PROFESSOR Paul Jubinsky says Ballarat’s cancer research can compete with heavyweights at Harvard and Yale universities in the United States – if the questions they are asking are as good.
Visiting from New York’s Albert Einstein College of Medicine, Professor Jubinsky has been deliberately challenging each scientist at Fiona Elsey Cancer Research Institute with questions for which they have no answers.
This is how his research has led to discoveries, like the protein that when blocked by antibodies or inhibitors can lead to increased death of cancer cells following chemotherapy. Or the blood disorder he discovered in a child deemed too hard a case for others.
And this is an approach he encourages people to apply in everyday work and life. Professor Jubinsky likens it to a busy person driving direct to the favourite restaurant and unknowingly passing so many good new restaurants popping up along the way.
“People always try to get you focused but when it comes to the big picture, you don't see it...The best things in science are not what's right but what if,” Professor Jubinsky said.

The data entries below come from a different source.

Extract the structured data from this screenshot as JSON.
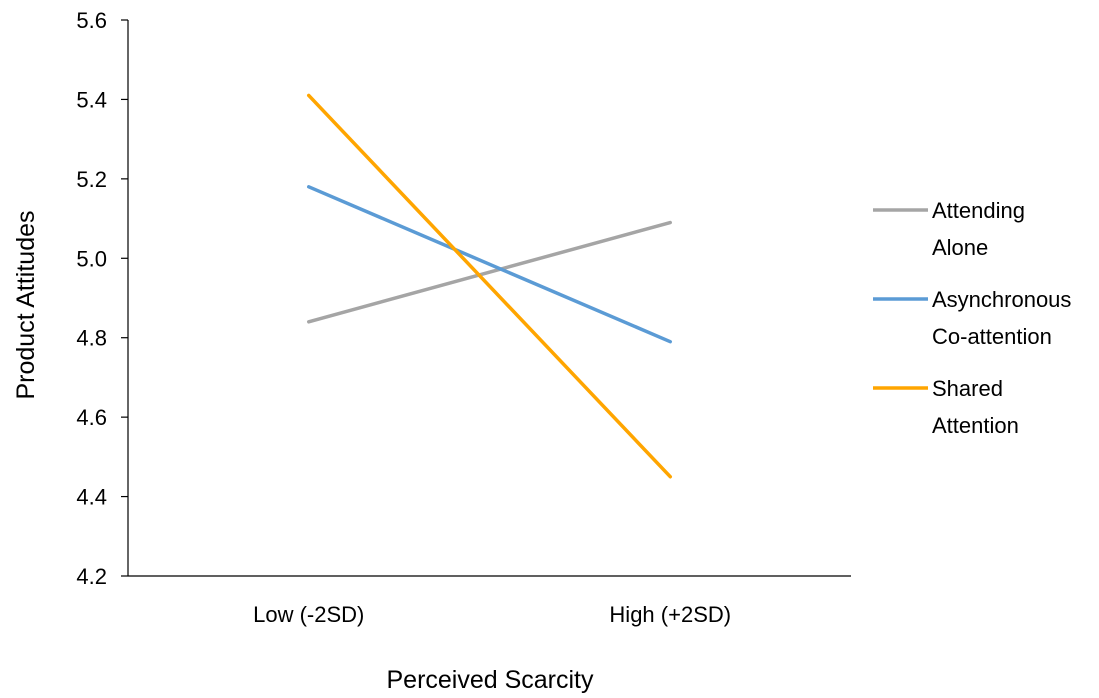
{
  "chart_data": {
    "type": "line",
    "title": "",
    "xlabel": "Perceived Scarcity",
    "ylabel": "Product Attitudes",
    "categories": [
      "Low (-2SD)",
      "High (+2SD)"
    ],
    "ylim": [
      4.2,
      5.6
    ],
    "yticks": [
      "4.2",
      "4.4",
      "4.6",
      "4.8",
      "5.0",
      "5.2",
      "5.4",
      "5.6"
    ],
    "grid": false,
    "legend_position": "right",
    "series": [
      {
        "name": "Attending Alone",
        "legend_lines": [
          "Attending",
          "Alone"
        ],
        "color": "#a5a5a5",
        "values": [
          4.84,
          5.09
        ]
      },
      {
        "name": "Asynchronous Co-attention",
        "legend_lines": [
          "Asynchronous",
          "Co-attention"
        ],
        "color": "#5b9bd5",
        "values": [
          5.18,
          4.79
        ]
      },
      {
        "name": "Shared Attention",
        "legend_lines": [
          "Shared",
          "Attention"
        ],
        "color": "#ffa500",
        "values": [
          5.41,
          4.45
        ]
      }
    ]
  }
}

“People probably the world over are constrained by time and challenges. There are many ways of doing things and looking at things, instead of doing them the same.”
Mr Jubinsky has been impressed in how accepting FECRI students have been accepting of other opinions and said there were great advantages to working in a little laboratory.
In Ballarat, Professor Jubinsky is keen to tap into FECRI honourary director George Kannourakis’ network support and the way this lab can get things done faster. A smaller environment and great access to samples he says would be the envy of most PhD students in the US.
Professor Jubinsky knows the heavyweight labs well. He undertook postdoctoral research studies at Dana Farber Cancer Research Institute at Harvard University, has worked at MD Anderson in Houston, Yale University and Albert Einstein.
While his specialty is in blood disorders, Professor Jubinsky’s findings have relevance in his long-standing collaboration with FECRI.
What Professor Jubinsky valued most in his visit was the strong community connections to FECRI and how in turn, this would benefit in both growing the research and the region.
“You want smart people who want to be here,” Professor Jubinsky said. “You want people who want this city to go ahead and who are prepared to say what could be done.”
Professor Jubinsky is FECRI’s second John Turner international visiting research professor.